Eerst hebben we Saigon zelf verkend. De drukke Ben Thanh markt, het standbeeld van Ho Chi Minh voor het stadhuis, een aantal hotels die bekend zijn van de Vietnamoorlog omdat hier journalisten gehuisvest waren en verslag deden van de oorlog, het mooie oude postkantoor in Franse stijl, een replica van de Notre-Dame in Parijs maar dan iets kleiner, het herenigingspaleis waar de Vietnamoorlog beëindigd werd en het War Remnants Museum. In het museum was allerlei informatie over de Vietnamoorlog te vinden, net als foto’s, wapens en tanks. Dat was wel heftig, er zijn veel verschrikkelijke dingen gebeurd, o.a. met napalm (agent orange). Het was ook zo’n raar contrast met het mooie en vriendelijke Vietnam zoals wij het tot nu toe hebben leren kennen. We hebben het liedje Goodbye Saigon van Billy Joel ook nog een keer geluisterd op de kamer. Vooral Lisanne vond dit altijd al een mooi liedje zonder heel goed naar de tekst te luisteren, maar het krijgt nu een hele nieuwe lading.

De volgende dag zijn we naar de Cu Chi tunnels gegaan. Deze tunnels zijn onderdeel van het grote tunnelnetwerk (180 km) dat tijdens de Vietnamoorlog door de Vietcong gebruikt werd. We werden door onze gids opgehaald en gingen met een groep van bijna 20 man met de bus naar de tunnels. Die lagen op ongeveer 1,5 uur rijden ten noorden van Saigon. We kregen daar onder andere uitleg over hoe de Vietnamezen in de tunnels leefden en hoe boobytraps werden aangelegd om de Amerikanen in de val te lokken. We konden ook zelf een stukje door de tunnels lopen, maar dat was echt maar heel kort. Je kon er ook, lekker toeristisch, schieten met een aantal geweren die tijdens de oorlog gebruikt werden. Jemig wat maakte dat een lawaai. Kun je nagaan hoe het tijdens de oorlog geklonken moet hebben met veel meer schoten tegelijkertijd en bommen die werden gedropt. Heftig. We hebben het schieten lekker aan ons voorbij laten gaan.

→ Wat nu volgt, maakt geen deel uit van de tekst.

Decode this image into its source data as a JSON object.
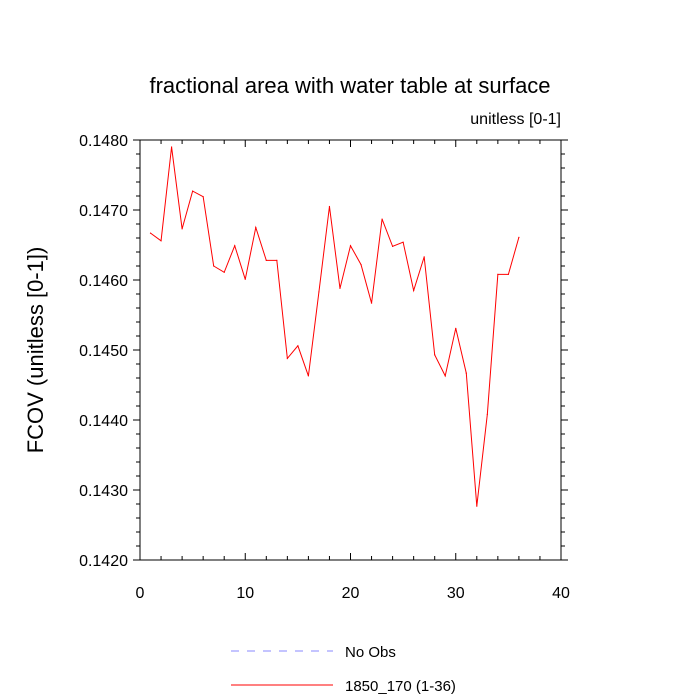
{
  "chart_data": {
    "type": "line",
    "title": "fractional area with water table at surface",
    "subtitle": "unitless [0-1]",
    "ylabel": "FCOV  (unitless [0-1])",
    "xlabel": "",
    "xlim": [
      0,
      40
    ],
    "ylim": [
      0.142,
      0.148
    ],
    "xticks": [
      0,
      10,
      20,
      30,
      40
    ],
    "xtick_labels": [
      "0",
      "10",
      "20",
      "30",
      "40"
    ],
    "yticks": [
      0.142,
      0.143,
      0.144,
      0.145,
      0.146,
      0.147,
      0.148
    ],
    "ytick_labels": [
      "0.1420",
      "0.1430",
      "0.1440",
      "0.1450",
      "0.1460",
      "0.1470",
      "0.1480"
    ],
    "grid": false,
    "legend_position": "bottom",
    "legend": [
      {
        "label": "No Obs",
        "color": "#8888ff",
        "style": "dashed"
      },
      {
        "label": "1850_170 (1-36)",
        "color": "#ff0000",
        "style": "solid"
      }
    ],
    "series": [
      {
        "name": "1850_170 (1-36)",
        "color": "#ff0000",
        "x": [
          1,
          2,
          3,
          4,
          5,
          6,
          7,
          8,
          9,
          10,
          11,
          12,
          13,
          14,
          15,
          16,
          17,
          18,
          19,
          20,
          21,
          22,
          23,
          24,
          25,
          26,
          27,
          28,
          29,
          30,
          31,
          32,
          33,
          34,
          35,
          36
        ],
        "values": [
          0.14667,
          0.14656,
          0.1479,
          0.14673,
          0.14727,
          0.14719,
          0.1462,
          0.14611,
          0.14649,
          0.14601,
          0.14675,
          0.14628,
          0.14628,
          0.14488,
          0.14506,
          0.14463,
          0.14583,
          0.14705,
          0.14588,
          0.14649,
          0.14622,
          0.14567,
          0.14687,
          0.14648,
          0.14654,
          0.14585,
          0.14633,
          0.14493,
          0.14463,
          0.14531,
          0.14467,
          0.14277,
          0.14408,
          0.14608,
          0.14608,
          0.14661
        ]
      }
    ]
  }
}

De overige dagen in Saigon vonden we het weer tijd voor leuke dingen en stond een 2-daags tripje naar de Mekong delta op het programma. De rivier Mekong mondt in Zuid-Vietnam, nog ten zuiden van Saigon, uit in de zee samen met zijn vele zijrivieren. Tijdens het tripje naar de Mekong delta hebben veel over de (zijrivieren van de) Mekong gevaren van plaats naar plaats. Er worden hier ook heel veel tropische vruchten verbouwd, zoals ananas, bananen, dragonfruit, durian fruit (dat stinkt!) en kokosnoten. Tussen het varen door zagen we delen van de tropische plantages en hebben we een familiebedrijf bezocht dat kokossnoepjes maakt, en ander bedrijfje waar we lekkere honing en tropisch fruit konden proeven en een ander bedrijfje waar we konden zien hoe rijstnoedels gemaakt worden. Ook konden we sterke kokoswijn proeven en sterke drank met een (dode) schorpioen of een slang (cobra) in de fles. Het zag er niet bepaald smakelijk uit, maar het smaakte wel goed! Voordat we naar onze slaapplaatsen werden gebracht hebben we in het stadje My Tho nog een mooi tempelcomplex met een pagoda en 3 hele grote boeddhabeelden bezocht.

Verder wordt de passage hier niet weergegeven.